Planetary protection needs more than just NASA, White House plan says

Planetary-protection guidelines determine how projects like NASA's Mars 2020 rover, Perseverance, are prepared to leave Earth and journey to potentially habitable worlds.
Planetary-protection guidelines determine how projects like NASA's Mars 2020 rover, Perseverance, are prepared to leave Earth and journey to potentially habitable worlds. (Image credit: NASA)

The White House has laid out a plan for overhauling the federal government's planetary-protection rules, which work to prevent contamination between Earth and other potentially habitable worlds.

The document outlines the government's plan for a suite of federal agencies to modernize planetary-protection rules over the course of the next year. Scientists and engineers discuss planetary protection in two directions: keeping other destinations free of meaningful Earth contamination and keeping our planet safe from potentially dangerous extraterrestrial materials. The plan is careful to note that in both directions, the government must consider both its own activities and those of commercial companies.

"Current and future missions to Mars and other destinations necessitate a strategy to support a safe, sustainable and predictable Earth and space environment," Scott Pace, executive secretary of the National Space Council and deputy assistant to President Donald Trump, said in a statement released on Dec. 30.

Related: NASA fed Apollo 11 moon rocks to cockroaches (then things got weird)

The new plan builds on a goal included in a Space Policy Directive the Trump administration issued earlier in December. "By establishing objectives for the implementation of the 2020 National Space Policy's direction on planetary protection, this strategy continues American leadership in scientific discovery, human exploration and private-sector space activities," Pace said in the new statement.

Developing the strategy fell — and implementing it will fall — to the Planetary Protection Interagency Working Group established in July, which brings together nearly 20 federal agencies, of which NASA is only one. Others include the departments of agriculture, homeland security, transportation and defense, as well as the Centers for Disease Control and Prevention, the Environmental Protection Agency, the FBI and the Federal Emergency Management Agency (FEMA).

Such collaboration on issues of potentially planet-wide concern has precedent. During preparations for the Apollo 11 moon mission, which would return lunar rocks to Earth for the first time ever, public health officials in particular were instrumental in developing processes to assess the safety of astronauts and samples alike upon landing here. Similarly, FEMA is a key partner when NASA studies issues surrounding potential impacts of nearby asteroids.

In the new strategy document, the working group highlights the age of existing planetary-protection guidelines and the changing nature of spaceflight as motivations for new procedures. For example, the report cites ongoing work to bring back samples from Mars, NASA's long-term goal of sending humans to the Red Planet and the general prevalence of commercial space players.

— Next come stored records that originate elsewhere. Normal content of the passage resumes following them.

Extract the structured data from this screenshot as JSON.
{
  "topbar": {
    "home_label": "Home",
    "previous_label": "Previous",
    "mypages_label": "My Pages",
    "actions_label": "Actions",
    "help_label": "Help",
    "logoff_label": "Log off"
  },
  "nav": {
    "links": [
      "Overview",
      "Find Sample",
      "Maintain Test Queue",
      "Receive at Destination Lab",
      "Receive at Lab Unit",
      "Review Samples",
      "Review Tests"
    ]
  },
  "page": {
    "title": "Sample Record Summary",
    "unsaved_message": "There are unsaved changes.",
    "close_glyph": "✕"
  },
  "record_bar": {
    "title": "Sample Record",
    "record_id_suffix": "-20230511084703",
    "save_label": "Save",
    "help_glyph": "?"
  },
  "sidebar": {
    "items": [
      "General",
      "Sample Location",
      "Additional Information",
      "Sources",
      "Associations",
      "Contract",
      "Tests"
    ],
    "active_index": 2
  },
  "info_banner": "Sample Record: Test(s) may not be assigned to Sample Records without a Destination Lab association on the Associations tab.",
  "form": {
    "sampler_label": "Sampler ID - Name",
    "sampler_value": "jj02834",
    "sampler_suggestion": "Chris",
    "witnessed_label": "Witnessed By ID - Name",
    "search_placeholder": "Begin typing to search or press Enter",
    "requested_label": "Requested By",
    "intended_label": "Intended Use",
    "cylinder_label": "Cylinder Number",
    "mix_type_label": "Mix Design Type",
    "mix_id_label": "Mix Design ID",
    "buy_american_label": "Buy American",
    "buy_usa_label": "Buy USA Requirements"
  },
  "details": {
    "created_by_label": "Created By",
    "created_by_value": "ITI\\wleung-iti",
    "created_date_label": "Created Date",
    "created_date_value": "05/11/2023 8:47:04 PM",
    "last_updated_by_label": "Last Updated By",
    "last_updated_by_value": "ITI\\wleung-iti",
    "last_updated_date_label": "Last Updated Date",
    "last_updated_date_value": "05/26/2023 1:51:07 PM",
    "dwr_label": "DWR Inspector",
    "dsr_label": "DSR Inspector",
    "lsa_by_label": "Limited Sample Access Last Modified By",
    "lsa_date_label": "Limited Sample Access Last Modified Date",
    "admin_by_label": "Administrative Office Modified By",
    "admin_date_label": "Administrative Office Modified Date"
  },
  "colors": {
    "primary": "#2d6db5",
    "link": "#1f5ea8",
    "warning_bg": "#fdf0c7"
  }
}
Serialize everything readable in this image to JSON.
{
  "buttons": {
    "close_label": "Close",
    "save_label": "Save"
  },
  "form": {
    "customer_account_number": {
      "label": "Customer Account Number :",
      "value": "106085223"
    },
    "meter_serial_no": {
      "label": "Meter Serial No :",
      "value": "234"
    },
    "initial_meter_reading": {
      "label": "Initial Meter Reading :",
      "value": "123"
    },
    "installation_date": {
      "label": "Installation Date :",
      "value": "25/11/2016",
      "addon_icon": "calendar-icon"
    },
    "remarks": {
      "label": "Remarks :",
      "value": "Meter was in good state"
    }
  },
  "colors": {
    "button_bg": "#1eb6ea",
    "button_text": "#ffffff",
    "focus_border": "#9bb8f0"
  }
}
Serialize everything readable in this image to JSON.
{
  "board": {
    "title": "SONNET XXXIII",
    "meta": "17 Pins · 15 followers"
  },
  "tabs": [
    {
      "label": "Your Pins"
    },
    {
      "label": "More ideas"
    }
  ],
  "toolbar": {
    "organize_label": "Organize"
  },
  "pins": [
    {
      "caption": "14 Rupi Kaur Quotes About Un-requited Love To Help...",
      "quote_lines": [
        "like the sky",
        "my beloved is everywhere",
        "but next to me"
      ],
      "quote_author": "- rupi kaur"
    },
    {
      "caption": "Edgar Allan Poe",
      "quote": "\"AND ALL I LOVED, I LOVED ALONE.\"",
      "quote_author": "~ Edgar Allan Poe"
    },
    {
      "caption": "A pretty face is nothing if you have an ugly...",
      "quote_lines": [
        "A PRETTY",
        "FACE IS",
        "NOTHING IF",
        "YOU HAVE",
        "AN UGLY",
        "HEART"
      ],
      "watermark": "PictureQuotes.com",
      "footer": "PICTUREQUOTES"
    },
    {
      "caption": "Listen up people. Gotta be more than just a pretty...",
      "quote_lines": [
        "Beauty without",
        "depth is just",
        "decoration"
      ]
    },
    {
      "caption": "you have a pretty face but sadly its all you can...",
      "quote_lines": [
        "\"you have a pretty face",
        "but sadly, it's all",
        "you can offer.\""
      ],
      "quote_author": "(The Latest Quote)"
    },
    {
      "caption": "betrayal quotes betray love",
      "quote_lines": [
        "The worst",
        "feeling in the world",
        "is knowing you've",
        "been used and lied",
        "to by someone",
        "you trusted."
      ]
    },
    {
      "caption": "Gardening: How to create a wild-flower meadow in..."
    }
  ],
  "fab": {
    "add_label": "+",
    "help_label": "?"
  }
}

Some of these trends may intersect; SpaceX in particular has touted its plans to land humans on Mars, targeting an ambitious timeline that could move faster than NASA's. Whether crewed or robotic missions, the government wants to prepare for an expected boom in commercial space launches beyond Earth orbit.

"Given the rapid growth in private-sector space capabilities and activities, it is very possible that United States companies will be key participants in the search for life," the group wrote. 

NASA is well aware of the challenges of current planetary-protection guidelines. In 2019, the agency commissioned an independent group of experts to evaluate steps forward. The resulting report cited similar concerns and laid out 77 points for the agency to consider.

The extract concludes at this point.